Guild of One-Name Studies
One-name studies, Genealogy
Study: Dominicus
Category: 2 - A study where research using core genealogical datasets and transcriptions is well under way, but currently in some countries only.
Contact: Ms June Willing
My name is June Willing and I have been researching my family history since 1975. I began the Dominicus One-Name Study in 1991, having discovered an ancestor named Susannah Dominicus who had married Philip Tidd in 1729 in Gillingham, Kent. Susannah was the daughter of George Dominicus and Elizabeth Woodward, who married at St Thomas, Portsmouth in 1704.
I joined the Guild of One-name Studies in 1993, and have been collecting Dominicus references ever since, but I still cannot prove where George came from, or who his parents were. He may be George, son of George Dominicus, a stranger, baptised on 18 July 1678 at St Cuthbert, Darlington, County Durham.
Dominicus probably orginated in the Netherlands. A search of Dutch phone books in the 1990s revealed that it is most commonly found today in the provinces of Zeeland, Noord-Brabant (North Brabant) and Gelderland, which are the most southerly provinces of the country. It is also found in adjacent areas of Germany and Belgium.
George Dominicus (1751-1827) of the East India Company was the most prominent bearer of the name in Britain. He entered the East India Company’s service in 1770, aged 19, and in 1787 he was appointed the Husband (manager) and Warehouse-keeper at Botolph Wharf. He retired around 1808, having presumably made a considerable fortune. His will indicates that he died a very wealthy man, with a property at Court Lodge, East Farleigh, Kent.
The illustration above shows George’s coat of arms. Click the image to see an enlarged view.

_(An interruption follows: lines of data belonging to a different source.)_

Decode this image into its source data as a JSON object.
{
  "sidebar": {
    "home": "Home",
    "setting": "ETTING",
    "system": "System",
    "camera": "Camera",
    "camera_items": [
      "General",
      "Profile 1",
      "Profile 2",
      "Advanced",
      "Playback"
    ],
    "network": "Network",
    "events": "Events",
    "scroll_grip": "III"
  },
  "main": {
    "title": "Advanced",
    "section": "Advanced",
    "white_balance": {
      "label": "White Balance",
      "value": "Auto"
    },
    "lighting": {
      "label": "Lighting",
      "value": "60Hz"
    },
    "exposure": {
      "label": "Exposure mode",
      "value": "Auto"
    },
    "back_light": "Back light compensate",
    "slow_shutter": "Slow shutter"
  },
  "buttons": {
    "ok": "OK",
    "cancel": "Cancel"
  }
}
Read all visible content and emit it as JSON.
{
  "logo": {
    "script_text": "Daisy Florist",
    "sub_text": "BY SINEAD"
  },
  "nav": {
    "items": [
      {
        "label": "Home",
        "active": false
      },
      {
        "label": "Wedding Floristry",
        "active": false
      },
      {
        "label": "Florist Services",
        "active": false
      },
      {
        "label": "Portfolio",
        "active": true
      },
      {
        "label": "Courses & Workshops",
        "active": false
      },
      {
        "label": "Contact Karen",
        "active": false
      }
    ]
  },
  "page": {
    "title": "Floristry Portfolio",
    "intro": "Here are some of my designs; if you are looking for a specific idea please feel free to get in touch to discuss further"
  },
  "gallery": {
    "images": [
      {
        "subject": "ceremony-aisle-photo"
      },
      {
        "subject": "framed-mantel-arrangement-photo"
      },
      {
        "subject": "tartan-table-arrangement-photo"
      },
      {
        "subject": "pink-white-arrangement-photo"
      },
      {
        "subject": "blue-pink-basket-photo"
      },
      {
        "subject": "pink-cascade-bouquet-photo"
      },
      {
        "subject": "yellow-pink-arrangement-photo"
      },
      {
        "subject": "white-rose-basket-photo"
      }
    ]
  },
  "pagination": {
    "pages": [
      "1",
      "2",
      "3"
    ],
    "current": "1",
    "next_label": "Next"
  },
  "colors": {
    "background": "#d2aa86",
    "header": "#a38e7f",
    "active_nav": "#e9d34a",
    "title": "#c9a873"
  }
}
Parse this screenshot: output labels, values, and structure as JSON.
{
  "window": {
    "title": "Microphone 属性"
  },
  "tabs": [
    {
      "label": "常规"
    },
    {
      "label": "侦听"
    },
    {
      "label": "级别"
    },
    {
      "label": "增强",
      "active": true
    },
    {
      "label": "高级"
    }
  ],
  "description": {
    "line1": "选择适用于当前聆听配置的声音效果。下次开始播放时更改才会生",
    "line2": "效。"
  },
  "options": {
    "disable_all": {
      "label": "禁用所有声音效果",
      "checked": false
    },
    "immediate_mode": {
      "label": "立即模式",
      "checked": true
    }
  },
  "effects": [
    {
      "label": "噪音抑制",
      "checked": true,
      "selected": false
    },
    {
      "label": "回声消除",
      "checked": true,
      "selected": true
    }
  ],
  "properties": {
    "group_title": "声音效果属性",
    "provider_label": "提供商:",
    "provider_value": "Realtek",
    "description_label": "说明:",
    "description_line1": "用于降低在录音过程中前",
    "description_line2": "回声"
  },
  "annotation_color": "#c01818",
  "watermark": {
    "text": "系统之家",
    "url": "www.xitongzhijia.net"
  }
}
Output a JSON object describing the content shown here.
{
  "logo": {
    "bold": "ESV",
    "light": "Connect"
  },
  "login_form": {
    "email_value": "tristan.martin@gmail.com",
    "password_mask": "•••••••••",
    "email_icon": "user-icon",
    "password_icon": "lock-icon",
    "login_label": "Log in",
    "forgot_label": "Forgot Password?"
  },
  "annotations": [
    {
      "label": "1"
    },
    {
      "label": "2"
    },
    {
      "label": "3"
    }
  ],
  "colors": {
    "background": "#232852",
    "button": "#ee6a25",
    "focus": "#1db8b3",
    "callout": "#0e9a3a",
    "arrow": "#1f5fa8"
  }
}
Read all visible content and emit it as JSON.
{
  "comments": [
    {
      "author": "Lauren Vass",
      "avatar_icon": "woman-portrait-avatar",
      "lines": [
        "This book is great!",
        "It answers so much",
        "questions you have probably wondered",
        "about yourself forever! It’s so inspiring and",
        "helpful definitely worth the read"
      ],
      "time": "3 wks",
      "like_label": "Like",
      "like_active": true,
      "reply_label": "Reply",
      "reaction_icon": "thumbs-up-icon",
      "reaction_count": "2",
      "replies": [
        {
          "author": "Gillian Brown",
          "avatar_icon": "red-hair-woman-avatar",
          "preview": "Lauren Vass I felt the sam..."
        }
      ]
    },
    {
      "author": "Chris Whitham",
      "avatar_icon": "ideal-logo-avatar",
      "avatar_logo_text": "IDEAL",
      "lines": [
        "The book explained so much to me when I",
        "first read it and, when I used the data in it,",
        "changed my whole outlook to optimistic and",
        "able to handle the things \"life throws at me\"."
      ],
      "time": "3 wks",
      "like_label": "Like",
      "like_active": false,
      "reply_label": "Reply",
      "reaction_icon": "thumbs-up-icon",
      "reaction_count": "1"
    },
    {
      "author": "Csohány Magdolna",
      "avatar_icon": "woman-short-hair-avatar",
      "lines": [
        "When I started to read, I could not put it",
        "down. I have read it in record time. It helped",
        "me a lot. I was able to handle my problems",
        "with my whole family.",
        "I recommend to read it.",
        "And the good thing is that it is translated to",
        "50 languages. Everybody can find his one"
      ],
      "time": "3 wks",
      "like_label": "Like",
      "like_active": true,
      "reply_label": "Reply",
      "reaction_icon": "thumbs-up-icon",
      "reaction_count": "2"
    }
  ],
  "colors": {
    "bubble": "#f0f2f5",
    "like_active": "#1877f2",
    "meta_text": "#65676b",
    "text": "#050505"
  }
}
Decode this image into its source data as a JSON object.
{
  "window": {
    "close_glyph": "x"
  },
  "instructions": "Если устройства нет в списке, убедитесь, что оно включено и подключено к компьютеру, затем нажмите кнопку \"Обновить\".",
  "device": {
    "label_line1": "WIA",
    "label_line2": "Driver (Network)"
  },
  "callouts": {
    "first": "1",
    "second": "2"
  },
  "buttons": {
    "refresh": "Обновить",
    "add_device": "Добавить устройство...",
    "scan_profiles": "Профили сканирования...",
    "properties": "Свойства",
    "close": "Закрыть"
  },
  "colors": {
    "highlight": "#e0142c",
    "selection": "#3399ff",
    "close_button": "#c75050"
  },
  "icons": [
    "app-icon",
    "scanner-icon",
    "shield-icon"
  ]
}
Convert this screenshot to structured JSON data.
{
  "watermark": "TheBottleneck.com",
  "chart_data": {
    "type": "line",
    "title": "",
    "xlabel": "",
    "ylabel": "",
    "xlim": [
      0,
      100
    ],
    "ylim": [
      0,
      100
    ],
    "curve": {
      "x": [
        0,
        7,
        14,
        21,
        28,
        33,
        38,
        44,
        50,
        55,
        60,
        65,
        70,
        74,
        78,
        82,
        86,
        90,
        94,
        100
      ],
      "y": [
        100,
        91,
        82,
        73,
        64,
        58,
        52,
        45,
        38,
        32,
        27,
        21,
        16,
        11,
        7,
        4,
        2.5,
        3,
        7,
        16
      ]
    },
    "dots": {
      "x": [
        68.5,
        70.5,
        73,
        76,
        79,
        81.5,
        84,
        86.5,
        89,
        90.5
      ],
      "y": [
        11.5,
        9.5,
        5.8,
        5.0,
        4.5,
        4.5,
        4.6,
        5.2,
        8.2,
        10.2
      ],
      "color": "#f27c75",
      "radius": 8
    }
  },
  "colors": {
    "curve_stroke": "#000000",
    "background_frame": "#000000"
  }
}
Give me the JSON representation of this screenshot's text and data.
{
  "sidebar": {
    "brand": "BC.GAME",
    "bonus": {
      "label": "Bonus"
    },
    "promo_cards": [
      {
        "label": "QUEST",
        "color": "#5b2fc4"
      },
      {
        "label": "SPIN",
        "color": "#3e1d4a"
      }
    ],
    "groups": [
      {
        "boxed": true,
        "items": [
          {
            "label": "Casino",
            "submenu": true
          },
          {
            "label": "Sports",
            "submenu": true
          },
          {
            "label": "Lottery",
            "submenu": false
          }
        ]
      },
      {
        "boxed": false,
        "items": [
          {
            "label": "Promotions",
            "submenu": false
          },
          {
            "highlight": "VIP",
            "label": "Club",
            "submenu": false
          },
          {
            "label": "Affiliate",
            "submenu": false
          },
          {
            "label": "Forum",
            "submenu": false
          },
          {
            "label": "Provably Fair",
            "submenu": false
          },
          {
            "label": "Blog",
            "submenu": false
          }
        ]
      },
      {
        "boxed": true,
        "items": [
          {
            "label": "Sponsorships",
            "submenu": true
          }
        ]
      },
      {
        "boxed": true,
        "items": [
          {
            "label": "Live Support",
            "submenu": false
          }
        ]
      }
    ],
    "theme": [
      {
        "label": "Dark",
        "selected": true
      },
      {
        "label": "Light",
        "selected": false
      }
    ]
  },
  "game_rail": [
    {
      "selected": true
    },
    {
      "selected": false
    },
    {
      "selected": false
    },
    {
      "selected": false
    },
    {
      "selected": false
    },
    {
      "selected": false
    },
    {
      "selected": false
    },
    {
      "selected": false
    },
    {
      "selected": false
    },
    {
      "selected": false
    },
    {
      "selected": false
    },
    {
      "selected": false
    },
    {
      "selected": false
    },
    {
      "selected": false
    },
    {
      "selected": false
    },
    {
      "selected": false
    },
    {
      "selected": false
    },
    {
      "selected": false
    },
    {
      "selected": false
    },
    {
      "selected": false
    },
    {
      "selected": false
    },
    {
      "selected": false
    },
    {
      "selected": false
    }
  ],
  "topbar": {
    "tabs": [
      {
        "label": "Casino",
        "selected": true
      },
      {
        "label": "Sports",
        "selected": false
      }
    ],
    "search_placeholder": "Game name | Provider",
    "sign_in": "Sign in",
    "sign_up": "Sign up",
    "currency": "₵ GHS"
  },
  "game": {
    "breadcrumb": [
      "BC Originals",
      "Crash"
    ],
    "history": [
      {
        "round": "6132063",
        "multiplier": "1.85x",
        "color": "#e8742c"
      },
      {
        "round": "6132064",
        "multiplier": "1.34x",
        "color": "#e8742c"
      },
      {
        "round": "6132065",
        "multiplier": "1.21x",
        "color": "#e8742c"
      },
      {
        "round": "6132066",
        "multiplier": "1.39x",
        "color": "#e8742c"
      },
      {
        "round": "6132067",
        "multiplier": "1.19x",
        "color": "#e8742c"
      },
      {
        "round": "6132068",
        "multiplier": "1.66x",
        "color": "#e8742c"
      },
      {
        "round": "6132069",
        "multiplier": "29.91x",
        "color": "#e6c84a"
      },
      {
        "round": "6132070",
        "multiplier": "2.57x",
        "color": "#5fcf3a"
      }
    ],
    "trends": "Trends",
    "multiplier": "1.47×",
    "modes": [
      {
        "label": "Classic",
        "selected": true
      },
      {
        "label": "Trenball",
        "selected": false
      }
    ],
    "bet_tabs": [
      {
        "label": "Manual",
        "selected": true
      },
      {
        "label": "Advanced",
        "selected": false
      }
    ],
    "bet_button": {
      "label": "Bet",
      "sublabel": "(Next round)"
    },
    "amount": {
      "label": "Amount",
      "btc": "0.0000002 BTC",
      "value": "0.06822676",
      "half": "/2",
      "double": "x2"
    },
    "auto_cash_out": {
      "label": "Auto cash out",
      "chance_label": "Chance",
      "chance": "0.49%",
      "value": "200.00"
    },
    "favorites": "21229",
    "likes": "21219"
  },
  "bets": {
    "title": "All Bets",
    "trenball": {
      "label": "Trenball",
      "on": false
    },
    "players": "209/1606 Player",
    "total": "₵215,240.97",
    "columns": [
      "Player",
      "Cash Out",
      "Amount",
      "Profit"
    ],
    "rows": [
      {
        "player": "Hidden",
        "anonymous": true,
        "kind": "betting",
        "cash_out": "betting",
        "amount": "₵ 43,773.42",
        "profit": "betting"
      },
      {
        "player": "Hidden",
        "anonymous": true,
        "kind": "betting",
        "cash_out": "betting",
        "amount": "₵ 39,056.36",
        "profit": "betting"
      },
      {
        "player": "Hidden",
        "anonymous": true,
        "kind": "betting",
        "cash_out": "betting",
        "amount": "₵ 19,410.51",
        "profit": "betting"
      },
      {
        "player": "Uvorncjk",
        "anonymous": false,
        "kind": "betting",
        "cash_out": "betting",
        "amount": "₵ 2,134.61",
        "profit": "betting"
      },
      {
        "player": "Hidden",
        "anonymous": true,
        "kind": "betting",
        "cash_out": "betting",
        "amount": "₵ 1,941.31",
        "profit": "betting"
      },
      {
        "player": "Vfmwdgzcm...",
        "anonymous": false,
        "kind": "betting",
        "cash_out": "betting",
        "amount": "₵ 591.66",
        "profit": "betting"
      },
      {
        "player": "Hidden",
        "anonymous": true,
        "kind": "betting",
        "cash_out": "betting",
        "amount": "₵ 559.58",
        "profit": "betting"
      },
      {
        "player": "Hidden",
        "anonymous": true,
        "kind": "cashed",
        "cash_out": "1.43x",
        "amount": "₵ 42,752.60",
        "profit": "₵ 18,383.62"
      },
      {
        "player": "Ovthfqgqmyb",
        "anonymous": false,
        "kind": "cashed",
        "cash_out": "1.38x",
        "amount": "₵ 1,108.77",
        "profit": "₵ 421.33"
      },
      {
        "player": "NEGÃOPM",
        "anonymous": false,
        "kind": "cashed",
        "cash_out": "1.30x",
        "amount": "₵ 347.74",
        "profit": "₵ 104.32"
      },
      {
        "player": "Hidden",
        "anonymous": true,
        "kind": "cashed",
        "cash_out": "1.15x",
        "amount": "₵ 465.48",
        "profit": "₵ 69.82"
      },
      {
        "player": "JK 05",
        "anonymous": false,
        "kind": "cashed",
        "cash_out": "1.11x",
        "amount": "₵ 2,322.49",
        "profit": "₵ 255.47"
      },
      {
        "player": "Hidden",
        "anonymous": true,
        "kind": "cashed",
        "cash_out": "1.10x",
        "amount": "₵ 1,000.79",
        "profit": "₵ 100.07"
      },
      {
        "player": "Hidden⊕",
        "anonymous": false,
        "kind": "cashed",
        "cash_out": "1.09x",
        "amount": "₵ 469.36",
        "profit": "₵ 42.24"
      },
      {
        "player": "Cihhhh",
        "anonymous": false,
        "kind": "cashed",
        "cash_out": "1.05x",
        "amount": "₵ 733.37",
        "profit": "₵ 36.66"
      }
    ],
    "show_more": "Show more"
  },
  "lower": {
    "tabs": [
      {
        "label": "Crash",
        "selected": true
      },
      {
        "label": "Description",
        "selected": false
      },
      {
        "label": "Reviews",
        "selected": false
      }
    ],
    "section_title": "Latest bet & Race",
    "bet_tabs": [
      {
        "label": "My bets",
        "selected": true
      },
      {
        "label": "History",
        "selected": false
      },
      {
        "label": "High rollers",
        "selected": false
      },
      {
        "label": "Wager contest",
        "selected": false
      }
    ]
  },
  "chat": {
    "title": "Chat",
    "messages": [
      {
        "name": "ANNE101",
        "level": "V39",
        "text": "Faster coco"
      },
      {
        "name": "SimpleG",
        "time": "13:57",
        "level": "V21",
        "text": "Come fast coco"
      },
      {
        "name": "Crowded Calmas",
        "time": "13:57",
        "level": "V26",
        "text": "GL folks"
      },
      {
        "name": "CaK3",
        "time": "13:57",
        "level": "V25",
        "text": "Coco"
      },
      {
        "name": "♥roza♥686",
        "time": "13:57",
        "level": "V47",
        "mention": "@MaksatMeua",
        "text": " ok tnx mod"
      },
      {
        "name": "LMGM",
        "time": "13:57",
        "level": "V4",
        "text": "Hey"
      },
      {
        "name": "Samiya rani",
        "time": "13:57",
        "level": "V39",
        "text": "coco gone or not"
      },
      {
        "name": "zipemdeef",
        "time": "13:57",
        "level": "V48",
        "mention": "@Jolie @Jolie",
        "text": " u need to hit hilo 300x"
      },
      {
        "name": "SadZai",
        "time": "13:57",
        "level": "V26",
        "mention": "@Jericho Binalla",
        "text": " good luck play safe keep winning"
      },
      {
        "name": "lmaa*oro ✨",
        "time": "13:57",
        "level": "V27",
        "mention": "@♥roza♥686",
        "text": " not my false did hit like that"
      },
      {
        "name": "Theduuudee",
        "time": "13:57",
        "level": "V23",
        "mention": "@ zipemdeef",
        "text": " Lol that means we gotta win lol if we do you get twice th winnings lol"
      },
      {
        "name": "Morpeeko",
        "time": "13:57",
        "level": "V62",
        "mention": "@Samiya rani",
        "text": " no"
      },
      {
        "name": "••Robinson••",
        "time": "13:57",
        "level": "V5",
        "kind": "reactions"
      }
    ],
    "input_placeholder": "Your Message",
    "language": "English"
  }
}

Thank you to Emlen Hutchinson Evans for the image of the bookplate, taken from a copy of Humphry Repton's Observations of the theory and practice of landscape gardening, which was published in 1803. The book belonged to his great-great-grandfather, Edmund Cadwalader Evans, who purchased it in 1878.
George was the grandson of my ancestor George Dominicus (d 1741), a ship carpenter in the Royal Navy, and the son of Abraham Dominicus (1707-1754). Abraham began his working life as a servant to his father, progressed to Able Seaman and, having left the Royal Navy and entered the service of the East India Company, rose to be the Captain of the Delaware by the time of his death.
The data I have on Dominicus in Britain consists mainly of parish register entries, with dates ranging from 1571 to 1822. There is only a handful of births, marriages and deaths in the civil registration indexes (1837 onwards in England and Wales). There are also some marriage licences and a handful of wills.
So far, I have very little data from the Netherlands, but I hope to remedy that as time allows.